И отвечает ей многоголосый хор неравнодушных читательниц. Советуют разное. Например, оставить с детишками старшенького, а самой побыренькому на 20 минуточек отлучиться. Девятимесячного, мол, можно в кроватку посадить и остальным поставить мультики. Эка, мол, невидаль. Проблему нашла. Другие, правда, говорят, что у 9-месячного, если он без мамочки заплачет, может случается асфективно-респираторный синдром и он умрёт. Третьи клянут бездушную продавщицу, так как в любом правиле бывают исключения. Но четвертые продавщицу защищают, так как никто не хочет быть уволенным, у нее, небось, тоже дети, так что не фиг. И только губернатор ничего не ответил. То ли не заметил он крика о помощи, то ли не посчитал его важным.
Так-то, честно говоря, в любом распоряжении хочется видеть проблески здравого смысла. Насколько я понимаю, в конце марта, когда из-за эпидемии закрыли школы, было опасение, что оставшиеся без дела подростки начнут болтаться по торговым центрам и разносить воздушно-капельную заразу. Но торговые центры тоже закрыли. А болтаться в продуктовых магазинах – это какая-то странная затея. Хотя, бог знает, может в поселках именно сельмаги являются любимым местом отдыха молодежи. Допустим. Но почему именно до 14 лет? Или именно после 14 у детей резко отрастает сознательность? Да и, в конце концов, а как-то по-другому сформулировать это распоряжение нельзя было? Ведь одно дело запретить подросткам кучковаться стаями в общественных местах, и совсем другое запретить детям покупать еду.

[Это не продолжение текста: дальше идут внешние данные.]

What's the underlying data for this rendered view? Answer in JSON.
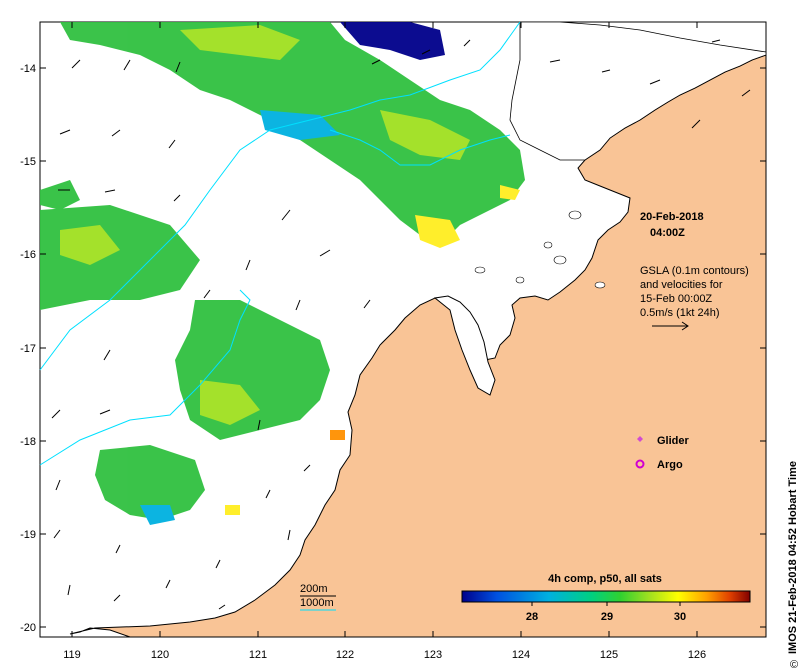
{
  "map": {
    "lat_labels": [
      "-14",
      "-15",
      "-16",
      "-17",
      "-18",
      "-19",
      "-20"
    ],
    "lon_labels": [
      "119",
      "120",
      "121",
      "122",
      "123",
      "124",
      "125",
      "126"
    ],
    "land_color": "#f9c496",
    "sea_color": "#ffffff",
    "contour_color": "#00e0ff"
  },
  "annotations": {
    "date": "20-Feb-2018",
    "time": "04:00Z",
    "gsla_line1": "GSLA (0.1m contours)",
    "gsla_line2": "and velocities for",
    "gsla_line3": "15-Feb 00:00Z",
    "gsla_line4": "0.5m/s (1kt 24h)"
  },
  "legend": {
    "glider": "Glider",
    "argo": "Argo",
    "glider_color": "#d24ad2",
    "argo_color": "#d000d0"
  },
  "isobaths": {
    "label_200": "200m",
    "label_1000": "1000m"
  },
  "colorbar": {
    "title": "4h comp, p50, all sats",
    "ticks": [
      "28",
      "29",
      "30"
    ],
    "colors": [
      "#00008b",
      "#0050e0",
      "#00b0e0",
      "#00d080",
      "#30d030",
      "#a0e020",
      "#ffff00",
      "#ffa000",
      "#e04000",
      "#800000"
    ]
  },
  "footer": {
    "credit": "IMOS 21-Feb-2018 04:52 Hobart Time",
    "copyright": "©"
  }
}
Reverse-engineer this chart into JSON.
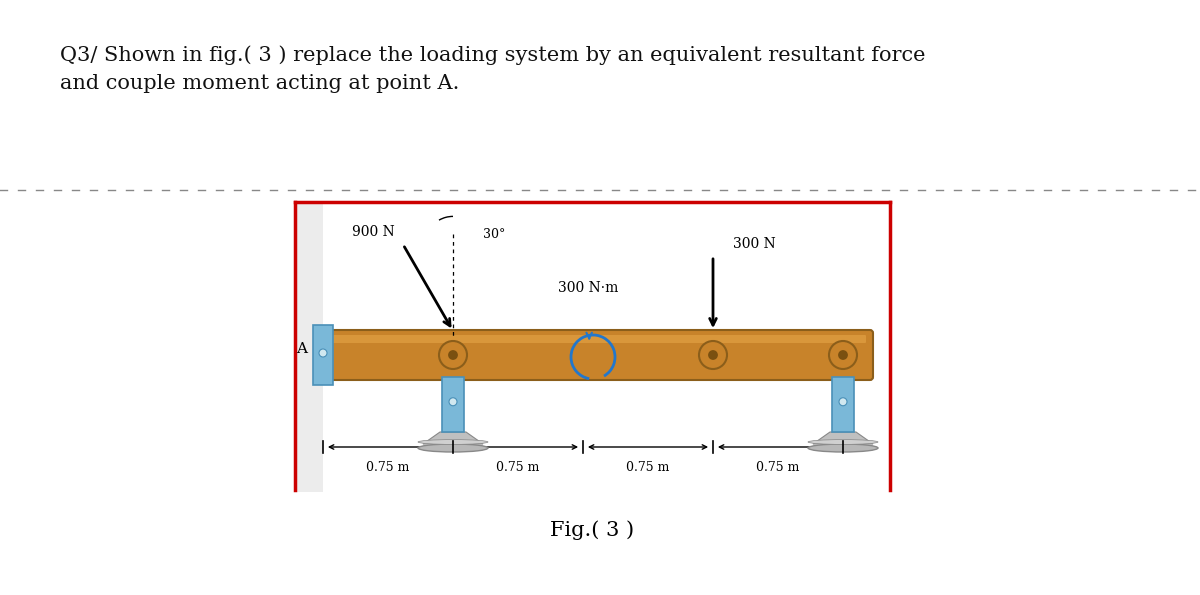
{
  "title_text": "Q3/ Shown in fig.( 3 ) replace the loading system by an equivalent resultant force\nand couple moment acting at point A.",
  "fig_caption": "Fig.( 3 )",
  "background_color": "#ffffff",
  "title_fontsize": 15,
  "caption_fontsize": 15,
  "beam_color": "#C8832A",
  "border_color": "#cc0000",
  "support_color_blue": "#7AB8D8",
  "force_900_label": "900 N",
  "force_900_angle_label": "30°",
  "force_300_label": "300 N",
  "moment_label": "300 N·m",
  "dim_label": "0.75 m",
  "label_A": "A"
}
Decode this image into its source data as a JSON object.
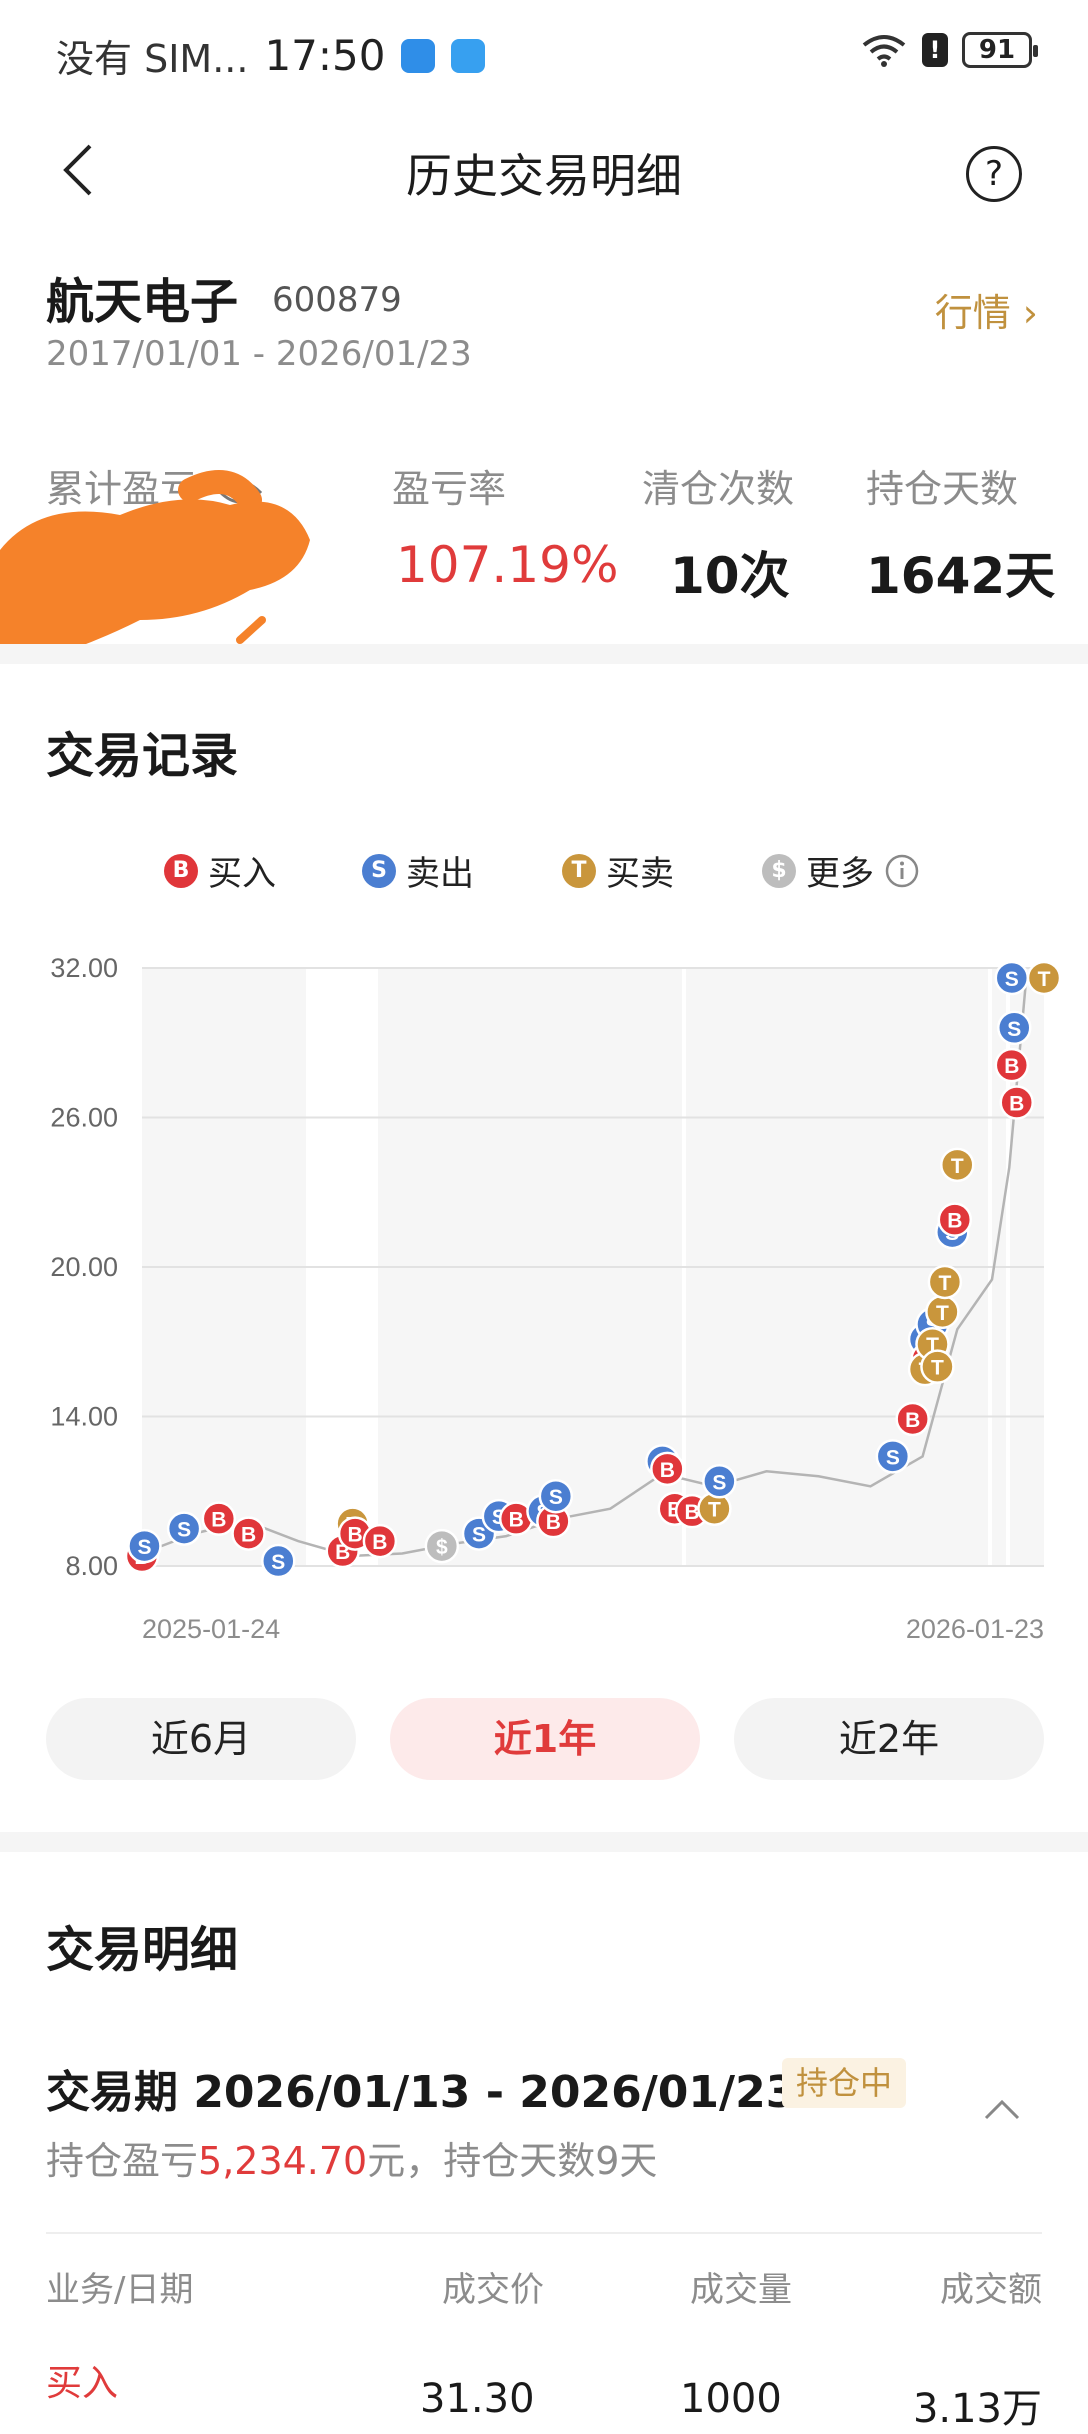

Эти чудеса формулировок у нас на каждом шагу. Вот, например, обескураженные пенсионеры взывают в пустоту. Им запретили ходить за продуктами после 11. Как бы для их же блага. Ведь они самые первые в зоне риска. Мы должны их беречь. Вот поэтому для них и выделены два утренних часа, когда других покупателей нет. Успели – молодцы, не успели – ждите до завтра. Артур Олегович даже объяснил, что бабушкам незачем есть сметану каждый день. В том смысле, что раз в неделю затоварились крупой и макаронами и сидите дома, прячьтесь от злого ковида. А вся эта скоропортящаяся молочка и свежий хлеб теперь не для вас. Главное — выжить.
На первый взгляд, все правильно. В других странах так же. За два часа до своего официального открытия магазины открываются только для стариков, инвалидов и беременных. Если люди не хотят рисковать, они могут прийти рано утром. Практически как у нас. Но есть нюанс. В других странах пенсионерам не запрещается приходить днем. Там это дополнительная услуга, а не запрет. Дьявол кроется в мелочах. Разрешение получать обслуживание отдельно от других и запрет на обслуживание вместе с другими – это капельку не одно и то же.
Удивительные мы люди. Что бы ни делали, каждый раз получается или автомат, или тюрьма. Как в том рассказе Аверченко, когда государь повелел переводить слепых через дорогу. А в итоге, их стали хватать и волочить в каталажки. Для их же блага. Чтобы по улицам не шатались. Ведь там на каждом шагу опасность. Неспроста нами почти все время руководят люди в погонах. Те, чье сознание построено на принципах приказа, запрета и подчинения. И губернатор наш, походив некоторое время в неуютном для него штатском костюме, теперь вновь предстает перед народом в фуражке и мундире. То есть в форме. Которая, если верить философам, является внешним проявлением содержания.